The bronze serpent that God had used to save had become a replacement for God. And, of course, the same thing has happened to the cross. Jesus was crucified on an instrument of torture made of two random pieces of wood, and Christians throughout history have taken that instrument of torture and made it pretty. (I am wearing a plain but attractive silver cross at this very moment.) But the idolatry does not exist in making literal crosses pretty, it is making Jesus pretty. It is ignoring the horror and scandal of his death and focusing only on his resurrection. It is refusing to see that in Jesus God came to us in powerlessness, and instead proclaiming only a God of power and might.

In John’s gospel Jesus’ death on the cross is also his glorification, and the two, crucifixion and resurrection, need to be held together. This is why after the light-filled theophany of the Transfiguration Jesus tells his closest disciples not to tell anyone about it until after his death. His glory cannot be separated from the horror of his death. Jesus is the Son of Man who is lifted up, but he is lifted up through the crucifixion. In Jesus we see the ‘Crucified God’ and so, as the theologian Jurgen Moltmann has written:

There is no suffering which in this history of God is not God’s suffering; no death which has not been God’s death in the history on Golgotha. Therefore there is no life, no fortune and no joy which has not been integrated by his history into eternal life, the eternal joy of God.[2]

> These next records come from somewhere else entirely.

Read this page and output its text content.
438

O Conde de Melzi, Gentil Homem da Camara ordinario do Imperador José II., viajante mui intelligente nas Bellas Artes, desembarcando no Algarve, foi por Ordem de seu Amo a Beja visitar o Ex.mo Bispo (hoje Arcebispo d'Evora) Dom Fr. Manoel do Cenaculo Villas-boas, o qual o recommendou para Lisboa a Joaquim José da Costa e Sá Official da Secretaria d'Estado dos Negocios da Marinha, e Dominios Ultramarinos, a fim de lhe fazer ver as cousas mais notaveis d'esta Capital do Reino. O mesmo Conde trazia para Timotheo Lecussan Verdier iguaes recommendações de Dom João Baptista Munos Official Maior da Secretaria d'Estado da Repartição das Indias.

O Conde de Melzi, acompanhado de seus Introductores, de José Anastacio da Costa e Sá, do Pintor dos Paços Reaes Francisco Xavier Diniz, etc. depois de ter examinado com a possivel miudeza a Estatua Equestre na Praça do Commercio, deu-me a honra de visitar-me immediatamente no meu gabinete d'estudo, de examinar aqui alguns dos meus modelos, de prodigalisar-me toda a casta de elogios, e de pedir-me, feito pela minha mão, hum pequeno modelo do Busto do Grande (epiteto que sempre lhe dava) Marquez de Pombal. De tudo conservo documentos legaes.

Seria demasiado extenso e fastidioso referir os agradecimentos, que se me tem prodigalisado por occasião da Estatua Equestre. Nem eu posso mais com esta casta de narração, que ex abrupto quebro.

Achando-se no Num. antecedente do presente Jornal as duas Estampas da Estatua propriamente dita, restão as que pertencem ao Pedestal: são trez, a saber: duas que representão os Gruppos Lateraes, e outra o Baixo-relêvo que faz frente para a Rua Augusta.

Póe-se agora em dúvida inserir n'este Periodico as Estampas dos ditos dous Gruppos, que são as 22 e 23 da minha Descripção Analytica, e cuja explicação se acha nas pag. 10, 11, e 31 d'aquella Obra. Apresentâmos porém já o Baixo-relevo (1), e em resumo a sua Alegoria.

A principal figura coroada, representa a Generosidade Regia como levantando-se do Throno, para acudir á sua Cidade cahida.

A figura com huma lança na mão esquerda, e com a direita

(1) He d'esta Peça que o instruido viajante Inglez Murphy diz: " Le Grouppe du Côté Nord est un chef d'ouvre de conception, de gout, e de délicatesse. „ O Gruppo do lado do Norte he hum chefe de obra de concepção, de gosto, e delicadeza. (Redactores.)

And as Dietrich Bonhoeffer wrote from a Nazi prison in 1944, ‘The Bible directs man to God’s powerlessness and suffering; only the suffering God can help’.[3] If we ignore the crucifixion’s horror we lose that solidarity between God and suffering humanity. If we make Jesus too attractive and powerful, we might think that ugly, suffering human beings are not part of the world that God so loves.

Maybe we should occasionally think of Jesus as a bronze serpent, both terrifying and apparently useless. We are in Lent, heading towards the crucifixion, towards the cross that is both humiliation and glorification; death and life; ugliness and the greatest beauty. The cross turns our ways of seeing the world upside down. God becomes powerless to defeat death; human suffering is taken up into the life of God. Considering that topsy-turviness, why should Jesus not compare himself to a metal snake stuck on a pole in the desert?

[1] Quoted in Ronald F. Marshall, ‘Our Serpent of Salvation: The Offense of Jesus in John’s Gospel’ Word & World (2001), p. 388.

[2] Jurgen Moltmann, The Crucified God, (London: SCM Press, 1974) p. 255.

[3] Dietrich Bonhoeffer, ‘Letter to Eberhard Bethge, 16 July 1944’ in Letters and Papers from Prison, (London: SCM Press, 2002), p. 134.